Kriegshelden, Löwen und Feldherren – die Welt auf dem Trafalgar Square im Herzen von London ist männlich. In dunklem Glanz stehen heroische Bronzefiguren auf hohen Sockeln. Eines dieser Podeste allerdings blieb leer.
Ursprünglich sollte hier König William IV verewigt werden. Aber die Finanzierung kam nie zustande. Mehr als 150 Jahre später begann dann jenes Projekt, das unter dem Titel „Fourth Plinth“ (Vierter Sockel) in London alljährlich für Aufregung sorgt. Denn seit 1999 wird hier regelmäßig das Werk eines zeitgenössischen Künstlers enthüllt – meist kritische bis provokante Beiträge. Marc Quinn stellte eine 3,60 hohe Marmorskulptur einer nackten, schwangeren Frau mit verkürzten Beinen und ohne Arme (2005) auf – ein Frontalangriff auf die klassische Ästhetik von Statuen im öffentlichen Raum. Anthony Gormley lud die Menschen ein, auf das Podest zu klettern (2009) – 2400 Passanten folgten dem Aufruf zur Selbsterhebung. Zuletzt irritierte Elmgreen & Dragsets goldenes Kind auf einem Schaukelpferd, die Hand heroisch in die Höhe gestreckt (2012) – eine wunderbar Verdrehung des pathetischen Reiterstandbilds von König George IV, das gleich nebenan steht. Und seit Ende Juli thront jetzt hier Kathrina Fritschs fast fünf Meter großer, knallblauer Hahn.

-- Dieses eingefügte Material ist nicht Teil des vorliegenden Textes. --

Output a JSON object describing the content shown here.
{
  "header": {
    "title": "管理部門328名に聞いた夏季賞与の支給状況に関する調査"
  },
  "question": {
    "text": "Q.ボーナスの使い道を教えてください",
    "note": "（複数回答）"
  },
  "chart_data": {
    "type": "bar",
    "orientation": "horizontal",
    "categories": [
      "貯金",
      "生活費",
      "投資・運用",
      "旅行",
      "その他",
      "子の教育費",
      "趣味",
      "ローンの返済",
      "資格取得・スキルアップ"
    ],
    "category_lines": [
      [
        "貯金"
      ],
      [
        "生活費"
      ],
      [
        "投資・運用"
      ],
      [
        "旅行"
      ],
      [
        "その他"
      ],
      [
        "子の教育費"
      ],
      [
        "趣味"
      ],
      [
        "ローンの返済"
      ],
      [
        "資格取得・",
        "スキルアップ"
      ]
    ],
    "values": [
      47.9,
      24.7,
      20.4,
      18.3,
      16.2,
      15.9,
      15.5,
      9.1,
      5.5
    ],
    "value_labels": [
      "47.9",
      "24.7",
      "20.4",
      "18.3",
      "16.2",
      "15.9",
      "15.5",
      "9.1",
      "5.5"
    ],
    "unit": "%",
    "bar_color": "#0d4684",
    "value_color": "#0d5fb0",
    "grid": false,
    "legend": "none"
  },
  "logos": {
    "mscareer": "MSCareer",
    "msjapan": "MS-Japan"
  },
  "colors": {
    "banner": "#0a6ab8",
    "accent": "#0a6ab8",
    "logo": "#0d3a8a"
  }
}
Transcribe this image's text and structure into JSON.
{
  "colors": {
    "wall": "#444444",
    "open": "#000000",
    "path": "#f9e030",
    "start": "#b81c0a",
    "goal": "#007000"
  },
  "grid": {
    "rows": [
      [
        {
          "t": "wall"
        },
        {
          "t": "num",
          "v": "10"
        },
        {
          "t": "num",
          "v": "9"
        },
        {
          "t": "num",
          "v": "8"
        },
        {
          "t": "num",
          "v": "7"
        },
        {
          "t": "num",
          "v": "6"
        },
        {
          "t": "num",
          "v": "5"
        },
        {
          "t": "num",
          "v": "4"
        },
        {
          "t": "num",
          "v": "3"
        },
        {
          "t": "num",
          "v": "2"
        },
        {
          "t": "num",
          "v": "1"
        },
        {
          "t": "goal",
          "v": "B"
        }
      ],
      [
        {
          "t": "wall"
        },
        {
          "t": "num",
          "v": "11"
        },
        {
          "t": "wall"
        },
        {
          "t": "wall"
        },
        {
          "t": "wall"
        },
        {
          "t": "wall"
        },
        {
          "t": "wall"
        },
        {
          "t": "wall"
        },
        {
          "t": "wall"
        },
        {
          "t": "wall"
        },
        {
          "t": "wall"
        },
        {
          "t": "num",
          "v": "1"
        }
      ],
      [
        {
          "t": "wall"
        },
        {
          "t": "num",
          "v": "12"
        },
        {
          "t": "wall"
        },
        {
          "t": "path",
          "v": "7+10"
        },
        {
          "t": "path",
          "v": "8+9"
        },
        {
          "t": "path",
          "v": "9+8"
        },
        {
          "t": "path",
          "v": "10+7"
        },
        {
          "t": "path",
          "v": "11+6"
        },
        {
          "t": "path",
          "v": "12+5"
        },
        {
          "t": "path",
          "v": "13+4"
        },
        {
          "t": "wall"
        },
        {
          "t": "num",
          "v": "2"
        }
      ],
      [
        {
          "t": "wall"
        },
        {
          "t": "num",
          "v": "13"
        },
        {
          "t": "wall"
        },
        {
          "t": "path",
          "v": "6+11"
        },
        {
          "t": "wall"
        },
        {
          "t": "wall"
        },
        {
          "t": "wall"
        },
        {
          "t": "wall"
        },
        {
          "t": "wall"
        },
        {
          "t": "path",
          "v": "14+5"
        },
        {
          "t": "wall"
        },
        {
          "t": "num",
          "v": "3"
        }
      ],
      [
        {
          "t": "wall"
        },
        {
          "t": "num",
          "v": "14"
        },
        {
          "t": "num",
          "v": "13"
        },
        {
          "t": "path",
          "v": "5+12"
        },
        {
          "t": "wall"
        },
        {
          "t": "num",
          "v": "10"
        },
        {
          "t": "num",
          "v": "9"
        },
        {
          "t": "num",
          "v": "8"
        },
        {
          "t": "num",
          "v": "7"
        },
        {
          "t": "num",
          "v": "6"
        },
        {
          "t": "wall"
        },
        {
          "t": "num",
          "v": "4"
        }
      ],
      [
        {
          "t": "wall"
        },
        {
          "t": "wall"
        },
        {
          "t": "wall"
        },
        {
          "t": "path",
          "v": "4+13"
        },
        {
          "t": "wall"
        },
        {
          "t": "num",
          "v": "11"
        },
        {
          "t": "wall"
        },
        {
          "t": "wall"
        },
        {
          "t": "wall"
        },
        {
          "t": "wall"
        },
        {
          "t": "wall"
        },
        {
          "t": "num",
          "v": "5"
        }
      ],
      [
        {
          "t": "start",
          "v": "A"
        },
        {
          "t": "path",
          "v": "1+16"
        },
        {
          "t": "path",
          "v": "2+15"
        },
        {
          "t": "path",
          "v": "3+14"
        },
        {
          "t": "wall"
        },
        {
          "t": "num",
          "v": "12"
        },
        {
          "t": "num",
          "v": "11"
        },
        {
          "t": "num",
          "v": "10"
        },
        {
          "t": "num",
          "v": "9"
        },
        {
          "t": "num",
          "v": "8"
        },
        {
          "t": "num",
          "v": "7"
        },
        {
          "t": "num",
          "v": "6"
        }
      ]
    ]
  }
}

„Hahn / Cock“ tituliert die 57jährige, Düsseldorfer Künstlerin ihren Beitrag – und stellt damit die Londoner vor einige Probleme. Zwar ist ´cock´ eine korrekte Übersetzung von ´Hahn´, aber in der englischen Umgangssprache ist das Wort ein rüder Begriff für das männliche Glied. Wie also sollte Londons Bürgermeister Boris Johnson diese Skulptur feierlich enthüllen, wenn die Nennung des Titels Gelächter bis Peinlichkeit erzeugt? Johnson rettete sich mit der Formulierung „it´s a big blue … bird“. Und auch die Journalisten müssen sich entscheiden, ob sie mit Wörtern wie Aufragen (erecting), Stehen und ähnlich doppeldeutig zu Lesendem spielen oder, wie die meisten, diesen Pfad gänzlich mit dem Begriff „cockerel“ (junger Hahn) meiden.
Aber nicht nur diese Wortspiele erregen die Gemüter. Dieser stolze Hahn, der hier bis Anfang 2015 über den Platz wachen wird, ist ein Angriff auf die Männerwürde am Trafalgar Square. Schon vorab regten sich massive Proteste, die eine Beleidigung der bronzenen Persönlichkeiten auf den anderen Säulen rundum beklagen, denn der Hahn sei „unanständig“ (rude). Zudem ist der Platz Englands Sieg über Napoleon 1805 gewidmet – was also macht hier mittendrin das Nationalsymbol Frankreichs? Ist es ein später Sieg oder umgekehrt als aufgeplusterter Gockel ein Angriff auf die französische Nation, die hier als geliebter Feind zum Spott freigegeben sei?
Der blaue Hahn polarisiert und fasziniert gleichermaßen, denn die großartige Skulptur spielt raffiniert und in großer Komplexität mit dem Kontext. Fritsch, die in den 1980er Jahren mit ihrer gelben Madonna in Münster bekannt wurde, sieht die vielfältigen Reaktionen gelassen. Sie nennt es eine „feministische Skulptur“, denn der Platz und die Straßen mit den Männermodegeschäften rundherum seien männlich dominiert und ihr Hahn stellt genau diese Situation dar.